Rural - Há quase 40 anos atuando no apoio aos micro
e pequenos empreendimentos brasileiros, o Sebrae tem como principal
missão atualmente levar inovação para dentro
das micro e pequenas empresas. Qual é a parcela desses
pequenos empreendimentos voltados para o agronegócio
brasileiro?
Santos - Vamos completar 40 anos em outubro deste ano. São
quatro décadas de conhecimento e experiência no
apoio e fomento aos pequenos negócios, em todo o país.
A busca pela melhoria da competitividade, que passa pela sustentabilidade,
além do fomento ao empreendedorismo, é a nossa
missão. Do mesmo modo que há alguns setores dinâmicos
e avançados no agronegócio, como o complexo soja,
carnes e etanol, há outros que precisam da inovação
e da tecnologia para melhorar a qualidade de seus produtos e
processos, aumentar a produtividade ou a diferenciação,
dependendo do caso e, sobretudo, aumentar a renda do produtor
rural integrante de nossos projetos (são mais de 600)
e parcerias.
Rural - E por qual motivo nos últimos anos o setor
agropecuário despertou para ações junto
com o Sebrae?
Santos - O Sebrae iniciou seu apoio ao setor em meados dos
anos 90, quando se verificou a grande capacidade do mundo rural
em gerar ocupação, renda e riqueza e aliado a
isso, a grande lacuna existente entre os setores dinâmicos
e os pequenos negócios e a agricultura familiar. Para
entrar em contato com o Sebrae basta telefonar para nossa central
de relacionamento - 0800 570 0800 - ou recorrer a um dos quase
800 pontos de atendimento instalados em todo o país.

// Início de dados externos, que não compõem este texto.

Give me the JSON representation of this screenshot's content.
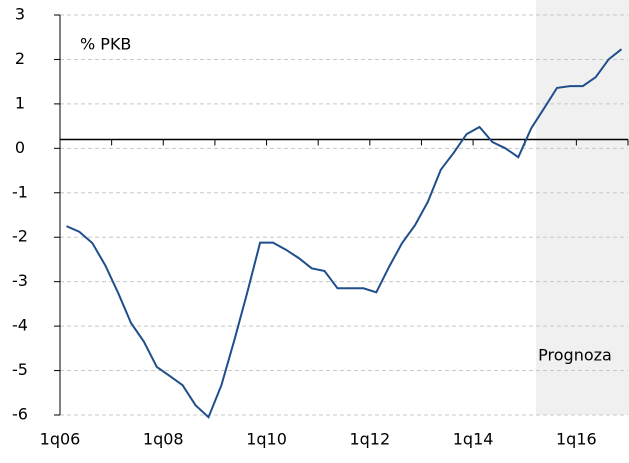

Rural - Em uma entrevista realizada em outubro passado, a
entidade mencionou que em 2012, devem ser formalizados mais
700 mil trabalhadores e, até 2014, o número pode
chegar a 4 milhões. Quais são os números
destinados ao agronegócio?
Santos - A formalização de trabalhadores autônomos,
que obtém CNPJ e direitos previdenciários, como
aposentadoria, de forma simples, rápida - via internet
- a um custo mensal relativamente baixo é uma iniciativa
de grande impacto socioeconômico. Começamos 2011
com quase 800 mil empreendedores formalizados e chegamos ao
final do ano com mais de 1,8 milhão. O mundo rural, porém,
é um pouco diferente em função da questão
do CNPJ - alguns estados exigem do agricultor familiar, da parcela
de povos e comunidades tradicionais (índios, ribeirinhos
e quilombolas entre outros) e do pescador, que possui um registro
próprio, diferente da inscrição do produtor
rural, documento mais usual em praticamente todo o país.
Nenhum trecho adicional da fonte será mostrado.